Personal information
- Full name: Brendon Parker
- Born: 23 March 1971 (age 55)
- Original team: Nathalia/Tongala
- Height: 182 cm (6 ft 0 in)
- Weight: 84 kg (185 lb)
- Position: Centre half forward

Playing career^{1}
- Years: Club / Games (Goals)
- 1992–1993: Carlton / 5 (3)
- ^{1} Playing statistics correct to the end of 1993.

= Brendan Parker =

Australian rules footballer

Brendon Parker (born 23 March 1971) is a former Australian rules footballer who played with Carlton in the Australian Football League (AFL).

A centre half forward from Nathalia in the Murray Football League, Parker moved to Tongala in 1991 and won the Morrison Medal, Goulburn Valley Football League best and fairest in his first season.

He was subsequently drafted by Carlton. Given limited senior opportunities in his two seasons with the Blues, Parker only managed five AFL games despite playing well in the reserves where he kicked 90 goals from 35 matches.

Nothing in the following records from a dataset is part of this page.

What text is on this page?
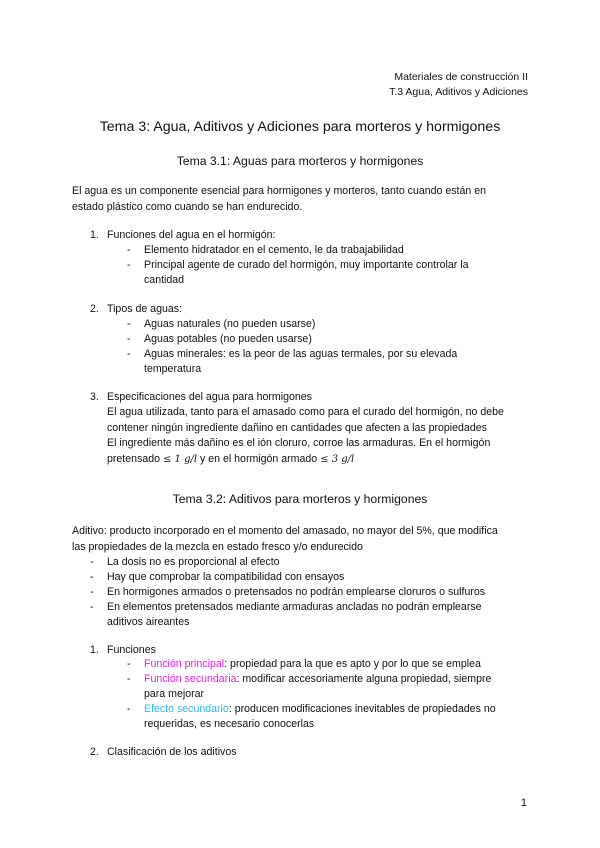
Materiales de construcción II
T.3 Agua, Aditivos y Adiciones
Tema 3: Agua, Aditivos y Adiciones para morteros y hormigones
Tema 3.1: Aguas para morteros y hormigones
El agua es un componente esencial para hormigones y morteros, tanto cuando están en
estado plástico como cuando se han endurecido.
1. Funciones del agua en el hormigón:
- Elemento hidratador en el cemento, le da trabajabilidad
- Principal agente de curado del hormigón, muy importante controlar la
cantidad
2. Tipos de aguas:
- Aguas naturales (no pueden usarse)
- Aguas potables (no pueden usarse)
- Aguas minerales: es la peor de las aguas termales, por su elevada
temperatura
3. Especificaciones del agua para hormigones
El agua utilizada, tanto para el amasado como para el curado del hormigón, no debe
contener ningún ingrediente dañino en cantidades que afecten a las propiedades
El ingrediente más dañino es el ión cloruro, corroe las armaduras. En el hormigón
pretensado ≤ 1 g/l y en el hormigón armado ≤ 3 g/l
Tema 3.2: Aditivos para morteros y hormigones
Aditivo: producto incorporado en el momento del amasado, no mayor del 5%, que modifica
las propiedades de la mezcla en estado fresco y/o endurecido
- La dosis no es proporcional al efecto
- Hay que comprobar la compatibilidad con ensayos
- En hormigones armados o pretensados no podrán emplearse cloruros o sulfuros
- En elementos pretensados mediante armaduras ancladas no podrán emplearse
aditivos aireantes
1. Funciones
- Función principal: propiedad para la que es apto y por lo que se emplea
- Función secundaria: modificar accesoriamente alguna propiedad, siempre
para mejorar
- Efecto secundario: producen modificaciones inevitables de propiedades no
requeridas, es necesario conocerlas
2. Clasificación de los aditivos
1
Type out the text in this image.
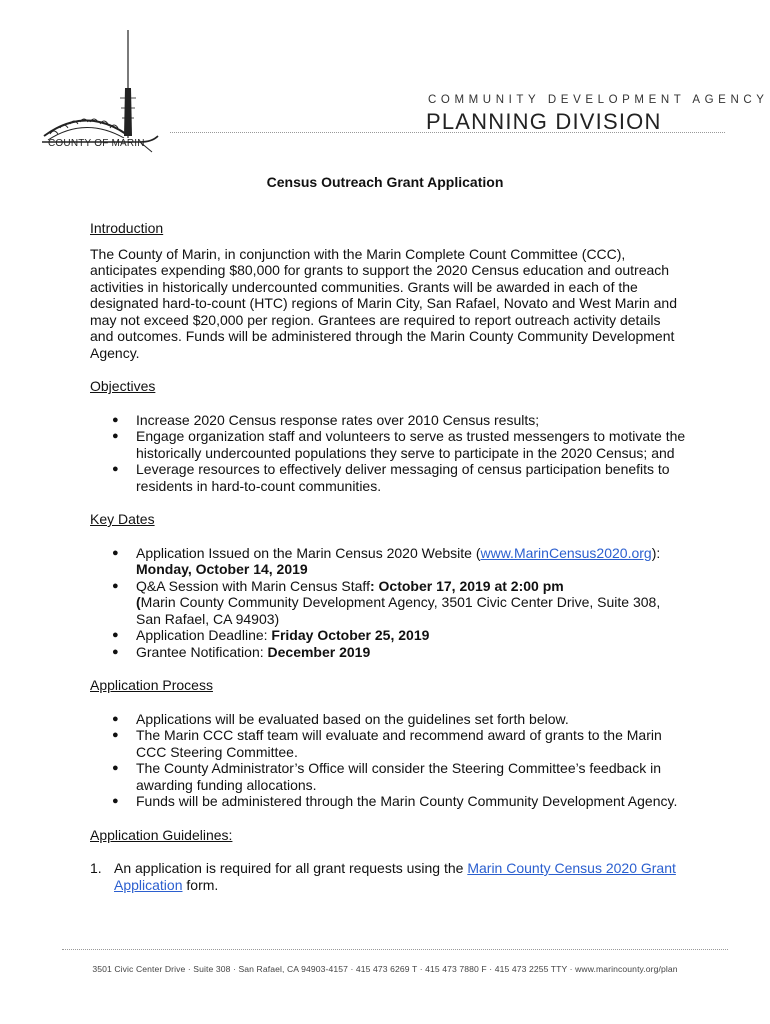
COUNTY OF MARIN
COMMUNITY DEVELOPMENT AGENCY
PLANNING DIVISION
Census Outreach Grant Application
Introduction

The County of Marin, in conjunction with the Marin Complete Count Committee (CCC),
anticipates expending $80,000 for grants to support the 2020 Census education and outreach
activities in historically undercounted communities. Grants will be awarded in each of the
designated hard-to-count (HTC) regions of Marin City, San Rafael, Novato and West Marin and
may not exceed $20,000 per region. Grantees are required to report outreach activity details
and outcomes. Funds will be administered through the Marin County Community Development
Agency.

Objectives
● Increase 2020 Census response rates over 2010 Census results;
● Engage organization staff and volunteers to serve as trusted messengers to motivate the
historically undercounted populations they serve to participate in the 2020 Census; and
● Leverage resources to effectively deliver messaging of census participation benefits to
residents in hard-to-count communities.
Key Dates
● Application Issued on the Marin Census 2020 Website (www.MarinCensus2020.org):
Monday, October 14, 2019
● Q&A Session with Marin Census Staff: October 17, 2019 at 2:00 pm
(Marin County Community Development Agency, 3501 Civic Center Drive, Suite 308,
San Rafael, CA 94903)
● Application Deadline: Friday October 25, 2019
● Grantee Notification: December 2019
Application Process
● Applications will be evaluated based on the guidelines set forth below.
● The Marin CCC staff team will evaluate and recommend award of grants to the Marin
CCC Steering Committee.
● The County Administrator’s Office will consider the Steering Committee’s feedback in
awarding funding allocations.
● Funds will be administered through the Marin County Community Development Agency.
Application Guidelines:
1. An application is required for all grant requests using the Marin County Census 2020 Grant
Application form.
3501 Civic Center Drive · Suite 308 · San Rafael, CA 94903-4157 · 415 473 6269 T · 415 473 7880 F · 415 473 2255 TTY · www.marincounty.org/plan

After being delisted at the end of 1993, Parker moved to play for North Adelaide in the South Australian National Football League. He played over 100 games for North Adelaide between 1995 and 1999.

Parker then returned to coach Tongala for two seasons, then moving onto Geelong Football League team, Newtown Chilwell before coming back home Nathalia in 2004, where he won four Murray Football League premierships and kicked over 100 goals in four consecutive seasons.